Fatamorgana Pendidikan Indonesia



Pendidikan merupakan salah satu aspek penting dalam perkembangan dan kemajuan suatu negara. Pendidikan yang berkualitas rendah akan menghasilkan generasi yang juga bermutu rendah. Salah satu faktor penting penentu kualitas pendidikan adalah kualitas guru atau pendidik. Peran dan tanggung jawab seorang pendidik sangat besar. Seorang pendidik tidak hanya dituntut untuk menyampaikan ilmu pengetahuan melainkan juga menanamkan nilai dan norma serta membentuk karakter peserta didik.

Profesi pendidik bukanlah profesi favorit bagi sebagian besar masyarakat Indonesia. Program studi di perguruan tinggi yang menjadi primadona bagi para lulusan sekolah menengah atas adalah pendidikan dokter, akuntansi, teknik, dan hukum. Hal tersebut berkebalikan dengan kondisi yang ada di Finlandia. Mengajar adalah profesi idaman bagi para lulusan terbaik di Finlandia. Guru adalah pekerjaan yang dihormati dan digaji tinggi oleh pemerintah Finlandia. Dengan demikian, Finlandia menempati peringkat pertama dalam hal pendidikan mengalahkan negara besar lain seperti Amerika Serikat dan Inggris.

Indonesia mempunyai seorang tokoh pendidikan yang hebat dan menginspirasi. Beliau adalah Ki Hajar Dewantara. Prinsip-prinsip pendidikan yang dikemukakan oleh Ki Hajar Dewantara dikenal dengan sebutan Pratap Tri Loka. Pratap Tri Loka tersebut adalah ing ngarsa suntulada, ing madya mangun karsa, dan tut wuri handayani. Pratap Tri Loka adalah prinsip ideal untuk pendidikan di Indonesia.

Ing ngarsa suntulada mempunyai arti yang di depan memberi panutan atau teladan.

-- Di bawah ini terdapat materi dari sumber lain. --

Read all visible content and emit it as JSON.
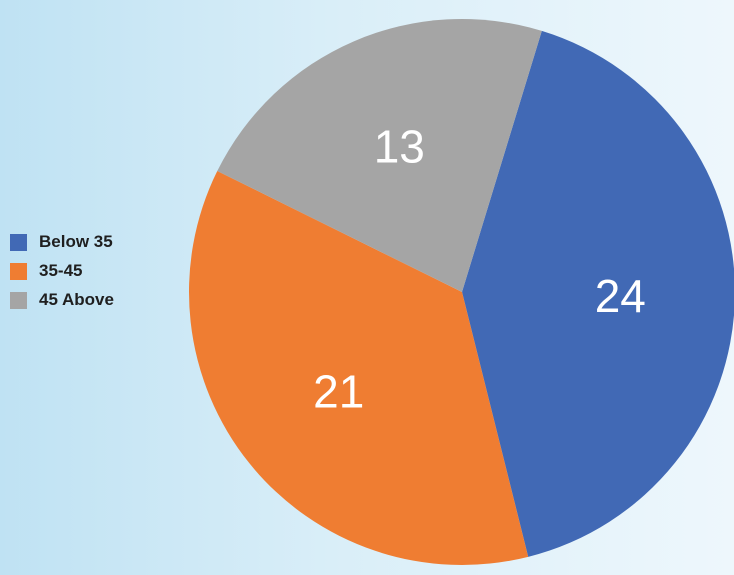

Maknanya adalah seorang pendidik harus dapat memberikan teladan atau panutan yang baik bagi murid. Pepatah mengatakan bahwa satu teladan lebih baik dari seribu nasihat. Untuk membentuk generasi berkarakter unggul, maka seorang pendidik harus mempunyai karakter unggul sehingga menjadi panutan dan teladan yang unggul untuk muridnya.

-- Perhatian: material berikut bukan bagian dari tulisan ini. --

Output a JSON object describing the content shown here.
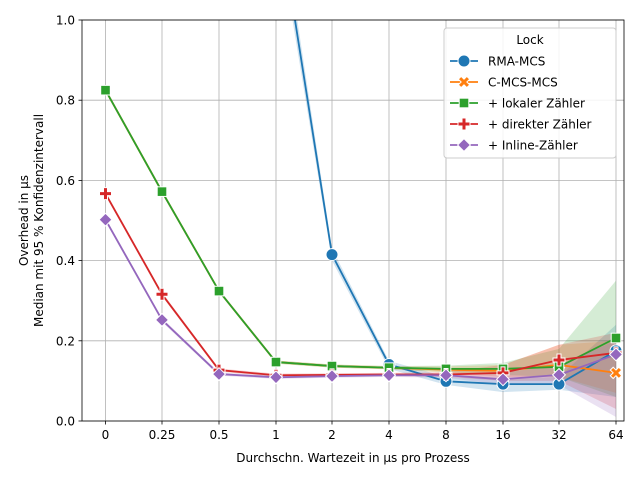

Ing madya mangun karsa mempunyai arti yang di tengah sebagai perantara atau pemakarsa. Seorang pendidik harus mampu memberikan semangat dan memotivasi peserta didiknya agar selalu belajar dan bekerja giat. Tut wuri handayani mempunyai makna “dari belakang memberi dorongan”. Pendidik harus dapat mendorong muridnya untuk terus meningkatkan prestasi. Ketika peserta didik merasa lemah dan tidak percaya diri, peran pendidik harus dapat memberi dorongan semangat dari belakang. 

Memajukan dunia pendidikan Indonesia bukanlah pekerjaan yang mudah. Memajukan dunia pendidikan Indonesia juga tidak dapat terwujud dalam waktu sehari semalam. Memajukan dunia pendidikan Indonesia adalah tugas wajib setiap elemen masyarakat.